И надежда поделиться собой. Главным в себе – мыслями, чувствами… с близкими людьми. А близкие знай себе обвиняй – на самом деле все не так, мол. И вот ни надежды, ни наслаждения. Страх…
Я наклонил голову и взглянул на него исподлобья. Этого хватило, чтобы он осекся буквально на полуслове.
– А если бы вы смогли преодолеть этот страх, Валерий Аркадьевич, – сказал я, – что бы вы сделали? Вот так вот, первым делом?
Я едва не отшатнулся. Тоска взорвалась в нем из‑под пепла так, будто в кабинете взорвалась осветительная ракета.
Еще несколько мгновений он продолжал смотреть мне в глаза, потом сгорбился и уставился в пол. Стало настолько тихо, что слышно было его хрипловатое, прокуренное дыхание.
Я почувствовал, что именно он сейчас ответит. Но не посмел поверить себе.
И напрасно.
– Я… – едва слышно выговорил он. – Я попросил бы прощения… нет, это слабо сказано. Я постарался бы покаяться. Есть одна женщина и один мужчина, я их очень давно не видел. Я бы их нашел и…
Он умолк. Я выжидал долго, но понял, что он ничего больше не скажет.
– Вы думаете, этого хватило бы? Валерий Аркадьевич, а? Чтобы все те колоссальные проблемы отступили для вас на задний план?
– Нет, – сам будто размышляя и у меня на глазах нащупывая ответ, по‑прежнему с опущенным лицом, медленно произнес он. – Они не отступили бы на задний план. Но, если бы она сказала: ты не подлец, я получил бы право… говорить. Не только с психиатром. Я получил бы право чувствовать себя правым. Вы понимаете?
Я помолчал.
– У меня было бы, что противопоставить, чем возражать. Понимаете?
Я ещё помолчал.
Потом откинулся на спинку своего кресла и чуть улыбнулся.
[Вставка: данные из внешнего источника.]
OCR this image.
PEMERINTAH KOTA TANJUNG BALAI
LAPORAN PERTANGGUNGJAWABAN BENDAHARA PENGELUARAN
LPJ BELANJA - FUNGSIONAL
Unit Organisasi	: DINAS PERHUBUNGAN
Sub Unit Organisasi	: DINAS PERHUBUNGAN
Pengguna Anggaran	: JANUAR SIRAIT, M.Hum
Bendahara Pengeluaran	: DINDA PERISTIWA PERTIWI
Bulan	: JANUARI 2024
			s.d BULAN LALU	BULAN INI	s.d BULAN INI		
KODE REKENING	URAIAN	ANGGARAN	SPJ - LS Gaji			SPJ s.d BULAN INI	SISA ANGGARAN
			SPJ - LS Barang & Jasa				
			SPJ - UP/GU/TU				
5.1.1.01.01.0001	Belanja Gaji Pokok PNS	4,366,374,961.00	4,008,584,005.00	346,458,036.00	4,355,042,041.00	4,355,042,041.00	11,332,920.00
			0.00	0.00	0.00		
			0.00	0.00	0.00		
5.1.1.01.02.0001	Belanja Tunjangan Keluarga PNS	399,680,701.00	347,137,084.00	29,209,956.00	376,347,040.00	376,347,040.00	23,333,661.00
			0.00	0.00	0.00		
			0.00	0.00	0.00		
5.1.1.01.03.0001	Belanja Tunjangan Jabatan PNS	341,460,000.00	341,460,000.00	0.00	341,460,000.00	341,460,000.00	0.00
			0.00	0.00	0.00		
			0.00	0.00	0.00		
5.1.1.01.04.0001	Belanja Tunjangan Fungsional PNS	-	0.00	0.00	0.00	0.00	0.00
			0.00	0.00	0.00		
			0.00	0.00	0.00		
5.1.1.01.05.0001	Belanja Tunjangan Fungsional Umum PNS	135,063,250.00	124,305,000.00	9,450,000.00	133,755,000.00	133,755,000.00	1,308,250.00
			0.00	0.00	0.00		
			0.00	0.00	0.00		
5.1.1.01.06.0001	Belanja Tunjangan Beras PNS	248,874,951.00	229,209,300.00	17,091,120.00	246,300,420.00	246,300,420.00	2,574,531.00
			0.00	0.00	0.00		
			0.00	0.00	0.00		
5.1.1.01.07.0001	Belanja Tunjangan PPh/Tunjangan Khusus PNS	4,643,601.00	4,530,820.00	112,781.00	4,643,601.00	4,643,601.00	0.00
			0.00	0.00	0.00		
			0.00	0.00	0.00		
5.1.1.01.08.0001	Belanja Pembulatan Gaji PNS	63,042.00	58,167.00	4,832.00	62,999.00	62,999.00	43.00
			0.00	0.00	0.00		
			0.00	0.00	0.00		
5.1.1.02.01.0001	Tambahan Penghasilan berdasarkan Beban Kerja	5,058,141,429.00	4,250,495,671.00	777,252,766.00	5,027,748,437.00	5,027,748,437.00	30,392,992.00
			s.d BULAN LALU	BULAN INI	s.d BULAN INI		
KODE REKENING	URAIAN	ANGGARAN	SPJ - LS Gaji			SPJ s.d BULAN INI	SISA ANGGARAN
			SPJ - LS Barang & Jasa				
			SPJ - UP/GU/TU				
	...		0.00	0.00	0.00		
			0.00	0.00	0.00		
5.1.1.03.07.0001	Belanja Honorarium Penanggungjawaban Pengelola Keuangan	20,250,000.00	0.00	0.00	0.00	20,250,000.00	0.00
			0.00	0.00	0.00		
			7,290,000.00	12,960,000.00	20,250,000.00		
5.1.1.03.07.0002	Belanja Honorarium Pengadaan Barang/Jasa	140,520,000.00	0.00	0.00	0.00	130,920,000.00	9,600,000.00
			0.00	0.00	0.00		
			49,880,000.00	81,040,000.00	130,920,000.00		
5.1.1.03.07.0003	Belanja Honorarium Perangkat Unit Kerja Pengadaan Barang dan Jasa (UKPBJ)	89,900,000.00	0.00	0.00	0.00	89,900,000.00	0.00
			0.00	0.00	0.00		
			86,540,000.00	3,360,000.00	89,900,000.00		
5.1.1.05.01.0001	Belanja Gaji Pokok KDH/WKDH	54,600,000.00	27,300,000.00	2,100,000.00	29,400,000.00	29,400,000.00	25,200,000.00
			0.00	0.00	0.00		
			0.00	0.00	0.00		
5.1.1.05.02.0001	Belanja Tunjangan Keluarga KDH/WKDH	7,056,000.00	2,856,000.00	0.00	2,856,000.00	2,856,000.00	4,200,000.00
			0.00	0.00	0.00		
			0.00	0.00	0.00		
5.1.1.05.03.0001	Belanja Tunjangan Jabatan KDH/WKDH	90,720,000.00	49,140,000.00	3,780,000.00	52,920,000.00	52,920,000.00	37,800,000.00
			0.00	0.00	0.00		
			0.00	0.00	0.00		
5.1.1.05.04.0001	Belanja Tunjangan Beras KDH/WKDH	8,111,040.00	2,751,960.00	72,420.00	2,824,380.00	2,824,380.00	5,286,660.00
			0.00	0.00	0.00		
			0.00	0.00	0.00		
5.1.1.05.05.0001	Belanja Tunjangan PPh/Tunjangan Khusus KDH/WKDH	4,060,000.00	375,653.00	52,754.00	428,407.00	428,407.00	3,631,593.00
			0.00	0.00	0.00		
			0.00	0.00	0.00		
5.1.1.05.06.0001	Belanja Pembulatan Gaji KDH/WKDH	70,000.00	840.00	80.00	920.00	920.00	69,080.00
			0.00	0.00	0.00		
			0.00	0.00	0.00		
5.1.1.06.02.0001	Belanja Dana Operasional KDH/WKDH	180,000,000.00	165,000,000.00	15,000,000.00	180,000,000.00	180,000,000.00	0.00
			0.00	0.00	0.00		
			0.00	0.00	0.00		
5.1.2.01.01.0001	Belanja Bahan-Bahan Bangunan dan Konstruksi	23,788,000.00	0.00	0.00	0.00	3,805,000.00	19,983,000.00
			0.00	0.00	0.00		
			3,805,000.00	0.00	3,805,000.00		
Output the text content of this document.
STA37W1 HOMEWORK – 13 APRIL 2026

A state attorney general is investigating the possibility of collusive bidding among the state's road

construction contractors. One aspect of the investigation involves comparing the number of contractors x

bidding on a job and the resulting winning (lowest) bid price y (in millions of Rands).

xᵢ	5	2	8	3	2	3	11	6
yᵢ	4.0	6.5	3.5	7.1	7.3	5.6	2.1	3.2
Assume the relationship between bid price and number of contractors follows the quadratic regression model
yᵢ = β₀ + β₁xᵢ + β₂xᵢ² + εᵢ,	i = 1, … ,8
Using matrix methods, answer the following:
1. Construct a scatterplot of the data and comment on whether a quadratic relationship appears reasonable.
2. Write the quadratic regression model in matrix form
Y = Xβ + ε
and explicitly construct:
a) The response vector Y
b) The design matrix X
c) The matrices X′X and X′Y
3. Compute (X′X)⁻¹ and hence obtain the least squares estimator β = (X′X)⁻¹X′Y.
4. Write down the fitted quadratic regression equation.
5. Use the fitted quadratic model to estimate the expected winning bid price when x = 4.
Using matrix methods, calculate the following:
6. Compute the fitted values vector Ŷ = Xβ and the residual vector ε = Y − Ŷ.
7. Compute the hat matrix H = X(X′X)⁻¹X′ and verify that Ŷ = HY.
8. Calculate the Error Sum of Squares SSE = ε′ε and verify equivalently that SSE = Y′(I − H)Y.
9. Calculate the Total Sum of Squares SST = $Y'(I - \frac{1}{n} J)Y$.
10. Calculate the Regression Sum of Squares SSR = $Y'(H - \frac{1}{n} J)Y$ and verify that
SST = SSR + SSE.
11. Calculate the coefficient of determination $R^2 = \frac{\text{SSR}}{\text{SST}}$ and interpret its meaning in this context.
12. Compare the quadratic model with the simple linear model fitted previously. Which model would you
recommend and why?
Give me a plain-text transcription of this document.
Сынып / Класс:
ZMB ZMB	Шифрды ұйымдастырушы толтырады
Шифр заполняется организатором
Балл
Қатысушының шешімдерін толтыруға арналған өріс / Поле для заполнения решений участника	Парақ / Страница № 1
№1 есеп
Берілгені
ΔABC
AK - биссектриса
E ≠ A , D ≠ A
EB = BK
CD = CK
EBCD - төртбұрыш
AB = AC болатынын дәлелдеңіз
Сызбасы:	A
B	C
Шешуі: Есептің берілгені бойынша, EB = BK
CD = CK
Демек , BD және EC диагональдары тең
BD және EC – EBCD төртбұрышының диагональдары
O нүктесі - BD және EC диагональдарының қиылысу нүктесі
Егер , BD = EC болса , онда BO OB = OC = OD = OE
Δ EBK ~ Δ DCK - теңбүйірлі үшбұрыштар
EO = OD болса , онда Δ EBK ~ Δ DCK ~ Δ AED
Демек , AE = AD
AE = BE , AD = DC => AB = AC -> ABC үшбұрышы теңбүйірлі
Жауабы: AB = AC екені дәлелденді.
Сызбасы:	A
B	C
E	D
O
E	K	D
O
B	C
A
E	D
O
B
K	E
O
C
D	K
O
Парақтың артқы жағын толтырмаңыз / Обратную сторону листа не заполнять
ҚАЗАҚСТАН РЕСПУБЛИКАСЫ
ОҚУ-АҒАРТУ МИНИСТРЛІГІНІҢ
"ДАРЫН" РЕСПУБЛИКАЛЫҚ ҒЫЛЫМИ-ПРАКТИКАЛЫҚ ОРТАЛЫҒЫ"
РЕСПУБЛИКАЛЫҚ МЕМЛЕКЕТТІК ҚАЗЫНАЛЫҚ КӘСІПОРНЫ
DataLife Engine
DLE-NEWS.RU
– Так что же мешает, Валерий Аркадьевич?
Он вскинул на меня растерянный, совсем беспомощный взгляд.
– Попытка ведь – не пытка.
– Пытка, Антон Антонович. Какая пытка! Это просто невозможно.
– Хуже‑то не будет.
– Вы думаете? – спросил он.
Я пожал плечами. Он все‑таки назвал меня по имени.
Он долго сидел неподвижно, пытливо вглядываясь мне в лицо и поскрипывая на выдохах своими бурыми сушеными бронхами. Потом медленно, со стариковской натугой поднялся.
– Сколько я вам должен?
Я коротко оглядел напоследок его лучший костюм.
– Мы проговорили сорок восемь минут, – медленно ответил я. – За предварительное собеседование, длившееся меньше часа, у нас плата не взимается.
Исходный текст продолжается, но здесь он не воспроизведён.